The Fox, The Cable, And Everything After
The cable dangled from the wall like a dead snake, its exposed wire glinting under the lake house's fluorescent lights. Three of us stood there, assessing the damage. Marcus pointed at it like he'd discovered a crime scene.
"Bro, that's completely cooked," he said, tapping his phone screen. "No WiFi, no streaming, literally nothing." He flopped onto the couch, dramatically face-planting into a cushion. "I'm gonna perish of boredom."
I snorted. "You'll survive, king."
Our friend Lena was already at the window, squinting into the dusk. "Guys. There's literally a fox out there." Her voice went weirdly soft. "Like, actually staring at us."
Marcus abandoned his tragic boredom pose. We pressed to the glass, and sure enough—this gorgeous russet fox sat on the patio, watching us with liquid-dark eyes.

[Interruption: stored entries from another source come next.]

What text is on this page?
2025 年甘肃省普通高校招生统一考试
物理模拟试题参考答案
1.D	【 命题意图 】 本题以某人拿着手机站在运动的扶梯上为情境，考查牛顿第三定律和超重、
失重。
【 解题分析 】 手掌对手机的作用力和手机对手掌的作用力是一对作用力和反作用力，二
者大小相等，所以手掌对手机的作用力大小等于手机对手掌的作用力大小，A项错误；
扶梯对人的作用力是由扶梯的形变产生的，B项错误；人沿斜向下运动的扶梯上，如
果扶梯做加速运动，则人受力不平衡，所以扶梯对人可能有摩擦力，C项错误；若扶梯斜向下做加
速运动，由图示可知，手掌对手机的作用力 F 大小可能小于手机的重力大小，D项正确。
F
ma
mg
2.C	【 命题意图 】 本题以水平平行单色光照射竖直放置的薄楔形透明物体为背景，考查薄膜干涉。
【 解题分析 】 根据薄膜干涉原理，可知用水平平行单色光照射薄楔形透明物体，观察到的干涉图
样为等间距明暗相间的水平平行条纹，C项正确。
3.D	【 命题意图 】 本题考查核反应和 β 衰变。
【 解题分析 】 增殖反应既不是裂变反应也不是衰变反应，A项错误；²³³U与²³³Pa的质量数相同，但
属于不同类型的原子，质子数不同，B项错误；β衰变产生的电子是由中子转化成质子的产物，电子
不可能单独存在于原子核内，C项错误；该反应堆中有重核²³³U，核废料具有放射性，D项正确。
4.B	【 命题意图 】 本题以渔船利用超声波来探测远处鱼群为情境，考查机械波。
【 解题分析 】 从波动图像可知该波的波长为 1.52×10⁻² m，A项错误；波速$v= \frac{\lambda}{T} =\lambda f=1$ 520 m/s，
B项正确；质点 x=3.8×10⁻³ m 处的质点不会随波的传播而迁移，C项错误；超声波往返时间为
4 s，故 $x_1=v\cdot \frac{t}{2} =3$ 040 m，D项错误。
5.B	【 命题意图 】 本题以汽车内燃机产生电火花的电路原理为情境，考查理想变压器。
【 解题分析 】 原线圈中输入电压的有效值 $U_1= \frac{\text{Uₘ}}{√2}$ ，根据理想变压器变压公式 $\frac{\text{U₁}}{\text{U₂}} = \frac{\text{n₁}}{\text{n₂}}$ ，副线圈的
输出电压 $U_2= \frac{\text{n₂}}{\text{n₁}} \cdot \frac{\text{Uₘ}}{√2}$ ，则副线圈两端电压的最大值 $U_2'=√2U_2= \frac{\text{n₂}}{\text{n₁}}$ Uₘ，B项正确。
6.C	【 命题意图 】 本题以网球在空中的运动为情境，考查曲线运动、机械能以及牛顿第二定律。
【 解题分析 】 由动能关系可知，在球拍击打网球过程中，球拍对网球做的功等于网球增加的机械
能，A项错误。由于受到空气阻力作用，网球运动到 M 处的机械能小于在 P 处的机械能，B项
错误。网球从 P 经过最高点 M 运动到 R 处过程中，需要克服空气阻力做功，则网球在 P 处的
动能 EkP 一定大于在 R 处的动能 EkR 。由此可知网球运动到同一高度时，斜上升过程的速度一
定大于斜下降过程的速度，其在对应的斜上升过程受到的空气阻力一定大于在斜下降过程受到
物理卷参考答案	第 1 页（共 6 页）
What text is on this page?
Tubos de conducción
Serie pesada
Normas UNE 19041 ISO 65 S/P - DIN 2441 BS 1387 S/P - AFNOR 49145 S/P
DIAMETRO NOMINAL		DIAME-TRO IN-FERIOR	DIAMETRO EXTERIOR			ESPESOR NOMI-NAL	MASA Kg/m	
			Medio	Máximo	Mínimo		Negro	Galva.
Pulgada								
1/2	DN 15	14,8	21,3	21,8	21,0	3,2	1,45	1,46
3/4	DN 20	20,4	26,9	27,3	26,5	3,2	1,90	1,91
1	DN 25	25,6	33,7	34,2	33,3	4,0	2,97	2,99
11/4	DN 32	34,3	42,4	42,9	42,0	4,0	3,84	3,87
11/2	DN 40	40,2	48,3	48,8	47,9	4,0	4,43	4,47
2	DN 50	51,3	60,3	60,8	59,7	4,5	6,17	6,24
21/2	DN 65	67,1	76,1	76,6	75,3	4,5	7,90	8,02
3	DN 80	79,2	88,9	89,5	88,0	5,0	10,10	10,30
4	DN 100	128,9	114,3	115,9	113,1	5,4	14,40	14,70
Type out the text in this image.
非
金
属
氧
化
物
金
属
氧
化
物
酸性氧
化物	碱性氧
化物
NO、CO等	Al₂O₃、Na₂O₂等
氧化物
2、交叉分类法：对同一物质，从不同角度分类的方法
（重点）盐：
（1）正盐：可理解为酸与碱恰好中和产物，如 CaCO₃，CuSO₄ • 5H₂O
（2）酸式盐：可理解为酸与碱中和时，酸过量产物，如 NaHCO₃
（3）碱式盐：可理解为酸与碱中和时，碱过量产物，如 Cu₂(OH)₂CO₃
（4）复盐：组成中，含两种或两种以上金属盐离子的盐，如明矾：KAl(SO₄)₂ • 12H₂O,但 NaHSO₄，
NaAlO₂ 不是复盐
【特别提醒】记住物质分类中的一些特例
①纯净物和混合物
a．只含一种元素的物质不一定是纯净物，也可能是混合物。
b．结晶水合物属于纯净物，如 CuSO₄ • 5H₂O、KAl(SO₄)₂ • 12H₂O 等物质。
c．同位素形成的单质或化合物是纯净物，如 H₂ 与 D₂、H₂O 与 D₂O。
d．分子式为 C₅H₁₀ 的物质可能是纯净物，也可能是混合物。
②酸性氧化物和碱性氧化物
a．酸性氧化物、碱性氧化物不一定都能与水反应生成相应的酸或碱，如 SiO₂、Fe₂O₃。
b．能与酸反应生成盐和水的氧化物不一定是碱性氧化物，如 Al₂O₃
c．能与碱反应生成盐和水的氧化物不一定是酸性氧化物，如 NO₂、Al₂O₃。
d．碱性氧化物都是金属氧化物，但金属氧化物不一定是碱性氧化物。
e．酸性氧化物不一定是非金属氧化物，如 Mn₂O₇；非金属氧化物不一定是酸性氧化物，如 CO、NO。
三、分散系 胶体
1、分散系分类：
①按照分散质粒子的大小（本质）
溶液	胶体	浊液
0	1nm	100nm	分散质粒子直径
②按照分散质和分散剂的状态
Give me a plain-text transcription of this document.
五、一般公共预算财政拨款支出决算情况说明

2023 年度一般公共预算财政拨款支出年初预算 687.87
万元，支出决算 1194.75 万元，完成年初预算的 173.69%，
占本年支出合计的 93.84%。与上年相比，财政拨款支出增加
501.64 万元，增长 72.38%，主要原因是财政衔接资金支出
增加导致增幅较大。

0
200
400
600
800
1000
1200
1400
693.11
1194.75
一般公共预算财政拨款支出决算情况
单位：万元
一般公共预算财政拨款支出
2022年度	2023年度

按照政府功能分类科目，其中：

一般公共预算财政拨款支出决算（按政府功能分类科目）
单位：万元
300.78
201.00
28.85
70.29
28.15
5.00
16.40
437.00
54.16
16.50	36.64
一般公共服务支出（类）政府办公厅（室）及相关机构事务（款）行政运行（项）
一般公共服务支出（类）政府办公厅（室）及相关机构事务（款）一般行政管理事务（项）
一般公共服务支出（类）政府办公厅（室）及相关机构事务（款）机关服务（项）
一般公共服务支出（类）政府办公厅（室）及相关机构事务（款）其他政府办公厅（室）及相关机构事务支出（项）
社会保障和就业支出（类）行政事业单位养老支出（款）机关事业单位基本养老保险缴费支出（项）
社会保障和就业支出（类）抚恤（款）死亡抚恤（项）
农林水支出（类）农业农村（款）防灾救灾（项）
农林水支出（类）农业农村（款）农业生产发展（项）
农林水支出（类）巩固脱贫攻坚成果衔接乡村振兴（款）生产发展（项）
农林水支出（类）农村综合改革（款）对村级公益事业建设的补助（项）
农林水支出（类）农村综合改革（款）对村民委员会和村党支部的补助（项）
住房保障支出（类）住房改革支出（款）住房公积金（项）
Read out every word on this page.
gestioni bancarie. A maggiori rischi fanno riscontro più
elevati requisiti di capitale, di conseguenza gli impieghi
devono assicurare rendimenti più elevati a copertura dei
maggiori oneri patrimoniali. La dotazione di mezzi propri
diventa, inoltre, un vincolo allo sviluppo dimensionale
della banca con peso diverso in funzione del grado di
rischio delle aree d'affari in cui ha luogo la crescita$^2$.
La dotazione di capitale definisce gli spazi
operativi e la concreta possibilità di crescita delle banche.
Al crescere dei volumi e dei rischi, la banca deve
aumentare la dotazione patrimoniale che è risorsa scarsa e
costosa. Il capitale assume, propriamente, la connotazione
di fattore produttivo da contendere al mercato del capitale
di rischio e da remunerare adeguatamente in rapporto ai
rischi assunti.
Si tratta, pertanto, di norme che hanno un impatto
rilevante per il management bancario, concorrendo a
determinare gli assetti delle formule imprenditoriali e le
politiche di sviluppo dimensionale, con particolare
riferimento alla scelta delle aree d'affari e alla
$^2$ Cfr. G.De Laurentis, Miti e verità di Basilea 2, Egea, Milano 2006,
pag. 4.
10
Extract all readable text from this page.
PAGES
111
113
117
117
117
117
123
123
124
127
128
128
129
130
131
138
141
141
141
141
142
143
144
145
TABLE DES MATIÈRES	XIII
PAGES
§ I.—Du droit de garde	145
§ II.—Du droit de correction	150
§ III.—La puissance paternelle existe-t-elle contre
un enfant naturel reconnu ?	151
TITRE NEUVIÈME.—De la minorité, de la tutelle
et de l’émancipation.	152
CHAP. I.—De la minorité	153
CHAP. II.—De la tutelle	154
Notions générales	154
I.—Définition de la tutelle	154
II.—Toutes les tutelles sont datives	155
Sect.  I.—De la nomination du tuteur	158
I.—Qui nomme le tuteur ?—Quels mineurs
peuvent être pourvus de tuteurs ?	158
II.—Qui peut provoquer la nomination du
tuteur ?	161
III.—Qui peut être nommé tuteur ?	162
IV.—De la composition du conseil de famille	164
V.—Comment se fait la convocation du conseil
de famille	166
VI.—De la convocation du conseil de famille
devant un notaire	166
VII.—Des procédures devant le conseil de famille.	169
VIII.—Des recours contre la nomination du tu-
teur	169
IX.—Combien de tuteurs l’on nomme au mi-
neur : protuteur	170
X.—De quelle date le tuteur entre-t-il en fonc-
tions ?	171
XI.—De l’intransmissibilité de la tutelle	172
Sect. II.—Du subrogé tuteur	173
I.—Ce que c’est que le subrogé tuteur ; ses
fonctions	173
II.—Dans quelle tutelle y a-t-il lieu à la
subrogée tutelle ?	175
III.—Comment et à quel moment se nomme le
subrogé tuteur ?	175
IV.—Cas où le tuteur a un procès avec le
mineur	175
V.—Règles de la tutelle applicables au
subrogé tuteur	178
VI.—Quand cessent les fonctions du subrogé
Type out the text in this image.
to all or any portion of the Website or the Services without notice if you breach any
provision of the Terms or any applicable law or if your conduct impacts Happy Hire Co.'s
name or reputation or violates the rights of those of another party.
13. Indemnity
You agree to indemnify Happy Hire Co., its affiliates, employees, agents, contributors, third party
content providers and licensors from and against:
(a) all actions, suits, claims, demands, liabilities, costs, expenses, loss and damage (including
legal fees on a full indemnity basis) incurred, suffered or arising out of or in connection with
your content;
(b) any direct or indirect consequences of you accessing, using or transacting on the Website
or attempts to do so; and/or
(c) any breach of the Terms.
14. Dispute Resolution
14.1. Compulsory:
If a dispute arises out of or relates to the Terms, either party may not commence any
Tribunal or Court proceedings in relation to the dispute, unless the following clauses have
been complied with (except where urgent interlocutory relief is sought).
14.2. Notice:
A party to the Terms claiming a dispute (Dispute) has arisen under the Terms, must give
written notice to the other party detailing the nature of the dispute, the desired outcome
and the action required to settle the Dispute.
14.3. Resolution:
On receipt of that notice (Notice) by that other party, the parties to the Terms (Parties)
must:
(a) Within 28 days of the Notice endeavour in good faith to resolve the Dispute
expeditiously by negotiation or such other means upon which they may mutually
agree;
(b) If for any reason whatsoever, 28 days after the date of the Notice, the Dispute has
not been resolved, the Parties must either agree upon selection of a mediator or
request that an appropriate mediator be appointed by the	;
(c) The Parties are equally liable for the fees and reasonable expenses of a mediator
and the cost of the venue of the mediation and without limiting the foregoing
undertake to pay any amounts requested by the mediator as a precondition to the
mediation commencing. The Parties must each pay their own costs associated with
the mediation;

It tilted its head, almost like it was mocking our first-world crisis.
"She's got more rizz than all of us combined," Marcus admitted.
Then the sliding glass door yawned open. His older sister Priya stood there, phone in hand, perfectly oblivious. "What are you three whispering about? The cable guy isn't coming until tomorrow, so you might as well—" She stopped dead. The fox held her gaze, unimpressed. "Oh. Damn."
The fox flicked its tail and vanished into the shadows, like it had delivered whatever message it came for.
Something unspooled in my chest. The whole weekend I'd been performing—being the chill friend, the one who goes along with whatever, lowkey terrified they'd realize I didn't actually belong in their orbit. But in that suspended moment, watching the fox watch us, we'd all been just... present. No scrolling, no performing, no performing coolness. Just witnessing something wild.
"That was genuine cinema," Marcus said quietly, still staring at empty patio.
Lena nodded slowly. "Better than anything we could've streamed anyway."
I didn't say it out loud, but I felt it—that weird, hollow relief you get when you realize you can stop bearing the weight of your own carefully curated self. Sometimes the best moments happen when the cable goes out and you're forced to actually be there, whoever that is.
"So," Priya said, finally breaking the spell. "Who wants to play Spades until we pass out?"
"Bet," I said. And for the first time all weekend, I meant it.